Last summer we were visiting our daughter in Chelan, Washington. Chelan in on the east side of the cascade mountains and is a small town on a big lake. When you look in any direction, your perspective is limited by the surrounding mountains and buttes. My son-in-law offered to take me up in his ultralight – basically a motorcycle that flies. It was an exhilarating experience and the best part was that we were high enough that my whole perspective on the landscape changed – I could see the snow-covered cascades to the west, the wheat fields on the plains to the east, and the Columbia river gorge to the south. What I’d like to do on Sunday morning is take you on a flight over the different landscapes in Scripture with the hope that we’ll gain a richer and fuller perspective on why and how we might observe the Sabbath. We’ll stop in three places: the OT world, where we’ll look at what Sabbath meant for the Ancient Israelites; then we’ll fly over to the first century world and look at what Jesus had to say about the Sabbath in the gospels; and finally we’ll take a short hop to the epistles and consider what the early church thought about Sabbath observance.
Our weekly worship guide can be found here once finalized.

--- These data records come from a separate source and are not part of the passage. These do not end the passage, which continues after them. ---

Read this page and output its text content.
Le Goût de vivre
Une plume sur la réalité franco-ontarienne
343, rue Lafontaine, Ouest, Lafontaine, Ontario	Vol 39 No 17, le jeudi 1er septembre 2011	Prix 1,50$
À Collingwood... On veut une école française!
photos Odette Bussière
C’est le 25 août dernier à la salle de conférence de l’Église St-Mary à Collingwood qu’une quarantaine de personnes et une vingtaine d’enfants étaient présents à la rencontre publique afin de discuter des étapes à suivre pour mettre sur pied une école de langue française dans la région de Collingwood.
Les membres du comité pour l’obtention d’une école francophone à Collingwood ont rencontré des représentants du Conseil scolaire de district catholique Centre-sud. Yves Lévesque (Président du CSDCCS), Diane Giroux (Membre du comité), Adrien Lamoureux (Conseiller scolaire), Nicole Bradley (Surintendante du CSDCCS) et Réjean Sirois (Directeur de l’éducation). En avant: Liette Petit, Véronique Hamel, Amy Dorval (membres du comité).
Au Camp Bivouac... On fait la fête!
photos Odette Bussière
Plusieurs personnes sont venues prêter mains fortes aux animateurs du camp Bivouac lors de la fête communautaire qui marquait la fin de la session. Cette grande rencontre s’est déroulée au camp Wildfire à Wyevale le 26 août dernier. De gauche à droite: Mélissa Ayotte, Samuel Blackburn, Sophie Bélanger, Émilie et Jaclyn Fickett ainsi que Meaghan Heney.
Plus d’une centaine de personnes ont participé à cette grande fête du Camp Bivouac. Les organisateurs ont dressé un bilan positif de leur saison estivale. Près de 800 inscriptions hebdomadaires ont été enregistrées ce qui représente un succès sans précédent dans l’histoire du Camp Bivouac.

8 “Remember the Sabbath day by keeping it holy. 9 Six days you shall labor and do all your work, 10 but the seventh day is a sabbath to the Lord your God. On it you shall not do any work, neither you, nor your son or daughter, nor your male or female servant, nor your animals, nor any foreigner residing in your towns.
Thus the heavens and the earth were completed in all their vast array. 2 By the seventh day God had finished the work he had been doing; so on the seventh day he rested from all his work. 3 Then God blessed the seventh day and made it holy, because on it he rested from all the work of creating that he had done.

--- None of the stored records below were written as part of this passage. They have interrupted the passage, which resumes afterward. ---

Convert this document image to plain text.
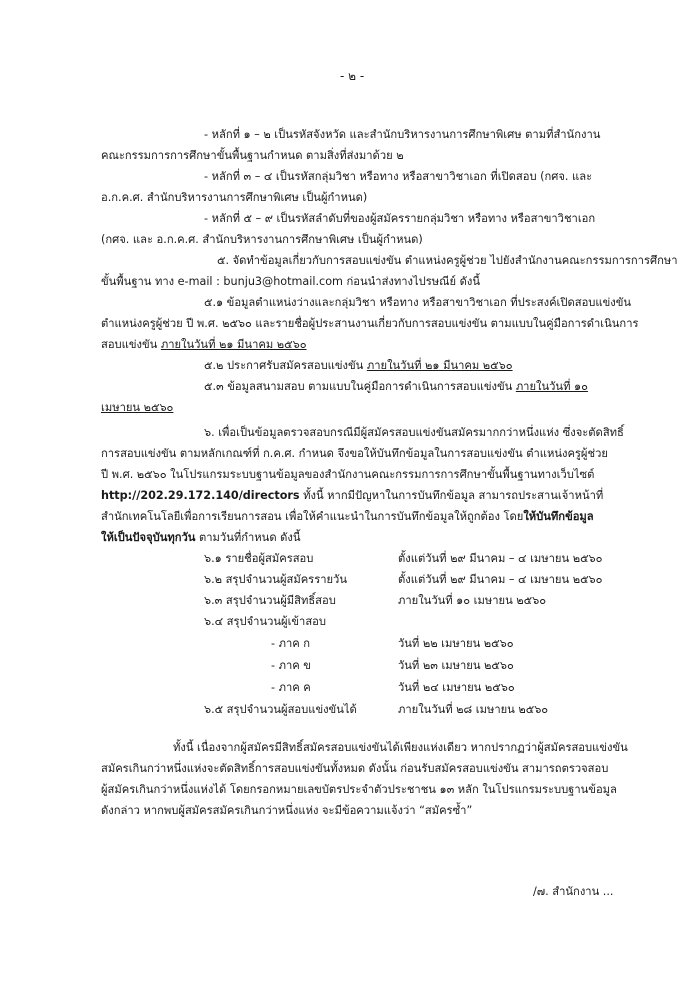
- ๒ -
- หลักที่ ๑ – ๒ เป็นรหัสจังหวัด และสำนักบริหารงานการศึกษาพิเศษ ตามที่สำนักงาน
คณะกรรมการการศึกษาขั้นพื้นฐานกำหนด ตามสิ่งที่ส่งมาด้วย ๒
- หลักที่ ๓ – ๔ เป็นรหัสกลุ่มวิชา หรือทาง หรือสาขาวิชาเอก ที่เปิดสอบ (กศจ. และ
อ.ก.ค.ศ. สำนักบริหารงานการศึกษาพิเศษ เป็นผู้กำหนด)
- หลักที่ ๕ – ๙ เป็นรหัสลำดับที่ของผู้สมัครรายกลุ่มวิชา หรือทาง หรือสาขาวิชาเอก
(กศจ. และ อ.ก.ค.ศ. สำนักบริหารงานการศึกษาพิเศษ เป็นผู้กำหนด)
๕. จัดทำข้อมูลเกี่ยวกับการสอบแข่งขัน ตำแหน่งครูผู้ช่วย ไปยังสำนักงานคณะกรรมการการศึกษา
ขั้นพื้นฐาน ทาง e-mail : bunju3@hotmail.com ก่อนนำส่งทางไปรษณีย์ ดังนี้
๕.๑ ข้อมูลตำแหน่งว่างและกลุ่มวิชา หรือทาง หรือสาขาวิชาเอก ที่ประสงค์เปิดสอบแข่งขัน
ตำแหน่งครูผู้ช่วย ปี พ.ศ. ๒๕๖๐ และรายชื่อผู้ประสานงานเกี่ยวกับการสอบแข่งขัน ตามแบบในคู่มือการดำเนินการ
สอบแข่งขัน ภายในวันที่ ๒๑ มีนาคม ๒๕๖๐
๕.๒ ประกาศรับสมัครสอบแข่งขัน ภายในวันที่ ๒๑ มีนาคม ๒๕๖๐
๕.๓ ข้อมูลสนามสอบ ตามแบบในคู่มือการดำเนินการสอบแข่งขัน ภายในวันที่ ๑๐
เมษายน ๒๕๖๐
๖. เพื่อเป็นข้อมูลตรวจสอบกรณีมีผู้สมัครสอบแข่งขันสมัครมากกว่าหนึ่งแห่ง ซึ่งจะตัดสิทธิ์
การสอบแข่งขัน ตามหลักเกณฑ์ที่ ก.ค.ศ. กำหนด จึงขอให้บันทึกข้อมูลในการสอบแข่งขัน ตำแหน่งครูผู้ช่วย
ปี พ.ศ. ๒๕๖๐ ในโปรแกรมระบบฐานข้อมูลของสำนักงานคณะกรรมการการศึกษาขั้นพื้นฐานทางเว็บไซต์
http://202.29.172.140/directors ทั้งนี้ หากมีปัญหาในการบันทึกข้อมูล สามารถประสานเจ้าหน้าที่
สำนักเทคโนโลยีเพื่อการเรียนการสอน เพื่อให้คำแนะนำในการบันทึกข้อมูลให้ถูกต้อง โดยให้บันทึกข้อมูล
ให้เป็นปัจจุบันทุกวัน ตามวันที่กำหนด ดังนี้
๖.๑ รายชื่อผู้สมัครสอบ	ตั้งแต่วันที่ ๒๙ มีนาคม – ๔ เมษายน ๒๕๖๐
๖.๒ สรุปจำนวนผู้สมัครรายวัน	ตั้งแต่วันที่ ๒๙ มีนาคม – ๔ เมษายน ๒๕๖๐
๖.๓ สรุปจำนวนผู้มีสิทธิ์สอบ	ภายในวันที่ ๑๐ เมษายน ๒๕๖๐
๖.๔ สรุปจำนวนผู้เข้าสอบ
- ภาค ก	วันที่ ๒๒ เมษายน ๒๕๖๐
- ภาค ข	วันที่ ๒๓ เมษายน ๒๕๖๐
- ภาค ค	วันที่ ๒๔ เมษายน ๒๕๖๐
๖.๕ สรุปจำนวนผู้สอบแข่งขันได้	ภายในวันที่ ๒๘ เมษายน ๒๕๖๐
ทั้งนี้ เนื่องจากผู้สมัครมีสิทธิ์สมัครสอบแข่งขันได้เพียงแห่งเดียว หากปรากฏว่าผู้สมัครสอบแข่งขัน
สมัครเกินกว่าหนึ่งแห่งจะตัดสิทธิ์การสอบแข่งขันทั้งหมด ดังนั้น ก่อนรับสมัครสอบแข่งขัน สามารถตรวจสอบ
ผู้สมัครเกินกว่าหนึ่งแห่งได้ โดยกรอกหมายเลขบัตรประจำตัวประชาชน ๑๓ หลัก ในโปรแกรมระบบฐานข้อมูล
ดังกล่าว หากพบผู้สมัครสมัครเกินกว่าหนึ่งแห่ง จะมีข้อความแจ้งว่า “สมัครซ้ำ”
/๗. สำนักงาน ...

28 “Come to me, all you who are weary and burdened, and I will give you rest.29 Take my yoke upon you and learn from me, for I am gentle and humble in heart, and you will find rest for your souls. 30 For my yoke is easy and my burden is light.”
Jesus Is Lord of the Sabbath
12 At that time Jesus went through the grainfields on the Sabbath. His disciples were hungry and began to pick some heads of grain and eat them. 2 When the Pharisees saw this, they said to him, “Look! Your disciples are doing what is unlawful on the Sabbath.”

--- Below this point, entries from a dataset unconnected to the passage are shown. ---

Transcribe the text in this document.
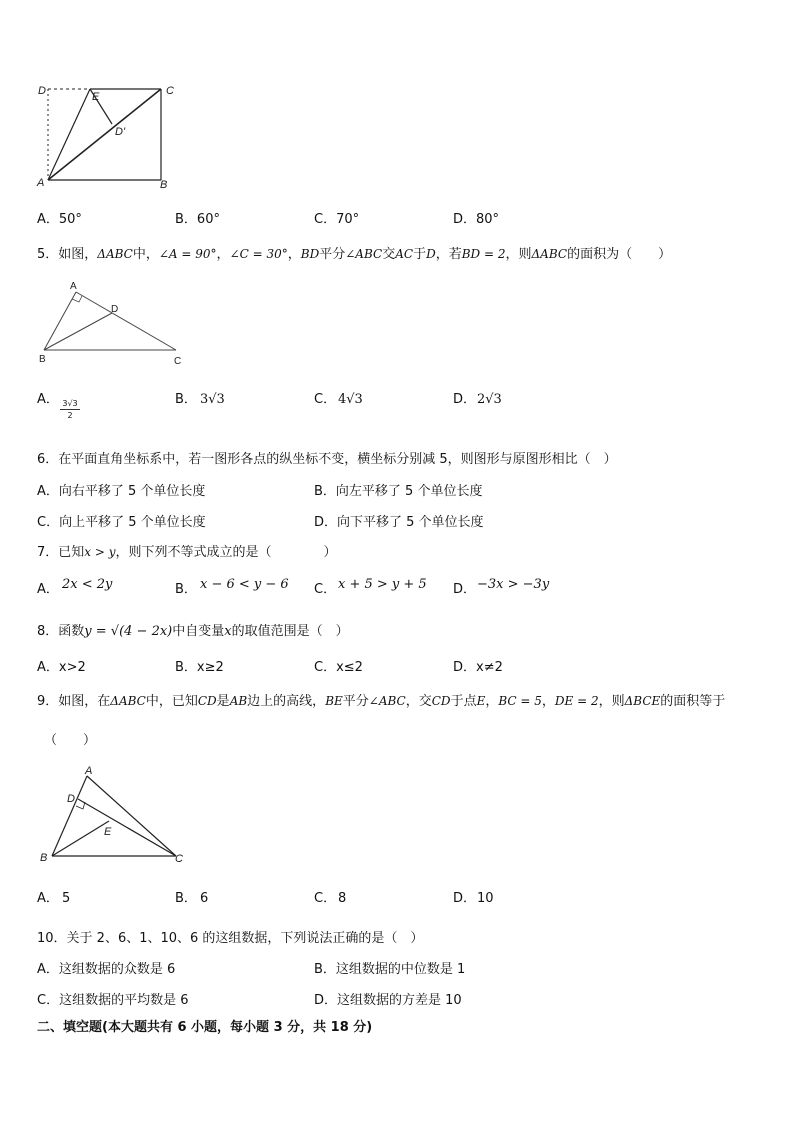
D	E	C
D'
A	B
A．50°	B．60°	C．70°	D．80°
5．如图，ΔABC中，∠A = 90°，∠C = 30°，BD平分∠ABC交AC于D，若BD = 2，则ΔABC的面积为（　　）
A
D
B	C
A． $\frac{3√3}{2}$	B． 3√3	C． 4√3	D． 2√3
6．在平面直角坐标系中，若一图形各点的纵坐标不变，横坐标分别减 5，则图形与原图形相比（　）
A．向右平移了 5 个单位长度	B．向左平移了 5 个单位长度
C．向上平移了 5 个单位长度	D．向下平移了 5 个单位长度
7．已知x > y，则下列不等式成立的是（　　　　）
A． 2x < 2y	B． x − 6 < y − 6 C． x + 5 > y + 5 D． −3x > −3y
8．函数y = √(4 − 2x)中自变量x的取值范围是（　）
A．x>2	B．x≥2	C．x≤2	D．x≠2
9．如图，在ΔABC中，已知CD是AB边上的高线，BE平分∠ABC，交CD于点E，BC = 5，DE = 2，则ΔBCE的面积等于
（　　）
A
D
E
B	C
A． 5	B． 6	C． 8	D． 10
10．关于 2、6、1、10、6 的这组数据，下列说法正确的是（　）
A．这组数据的众数是 6	B．这组数据的中位数是 1
C．这组数据的平均数是 6	D．这组数据的方差是 10
二、填空题(本大题共有 6 小题，每小题 3 分，共 18 分)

3 He answered, “Haven’t you read what David did when he and his companions were hungry? 4 He entered the house of God, and he and his companions ate the consecrated bread—which was not lawful for them to do, but only for the priests.5 Or haven’t you read in the Law that the priests on Sabbath duty in the temple desecrate the Sabbath and yet are innocent? 6 I tell you that something greater than the temple is here. 7 If you had known what these words mean, ‘I desire mercy, not sacrifice,’ you would not have condemned the innocent. 8 For the Son of Man is Lord of the Sabbath.”
Hebrews 4: 1-10
Therefore, since the promise of entering his rest still stands, let us be careful that none of you be found to have fallen short of it. 2 For we also have had the good news proclaimed to us, just as they did; but the message they heard was of no value to them, because they did not share the faith of those who obeyed.3 Now we who have believed enter that rest, just as God has said,
“So I declared on oath in my anger,
‘They shall never enter my rest.’”
And yet his works have been finished since the creation of the world. 4 For somewhere he has spoken about the seventh day in these words: “On the seventh day God rested from all his works.” 5 And again in the passage above he says, “They shall never enter my rest.”
6 Therefore since it still remains for some to enter that rest, and since those who formerly had the good news proclaimed to them did not go in because of their disobedience, 7 God again set a certain day, calling it “Today.” This he did when a long time later he spoke through David, as in the passage already quoted:
“Today, if you hear his voice,
do not harden your hearts.”
8 For if Joshua had given them rest, God would not have spoken later about another day. 9 There remains, then, a Sabbath-rest for the people of God; 10 for anyone who enters God’s rest also rests from their works, just as God did from his.
Revelation 21: 1-4
Then I saw “a new heaven and a new earth,” for the first heaven and the first earth had passed away, and there was no longer any sea. 2 I saw the Holy City, the new Jerusalem, coming down out of heaven from God, prepared as a bridebeautifully dressed for her husband. 3 And I heard a loud voice from the throne saying, “Look! God’s dwelling place is now among the people, and he will dwell with them. They will be his people, and God himself will be with them and be their God. 4 ‘He will wipe every tear from their eyes. There will be no more death’ or mourning or crying or pain, for the old order of things has passed away.”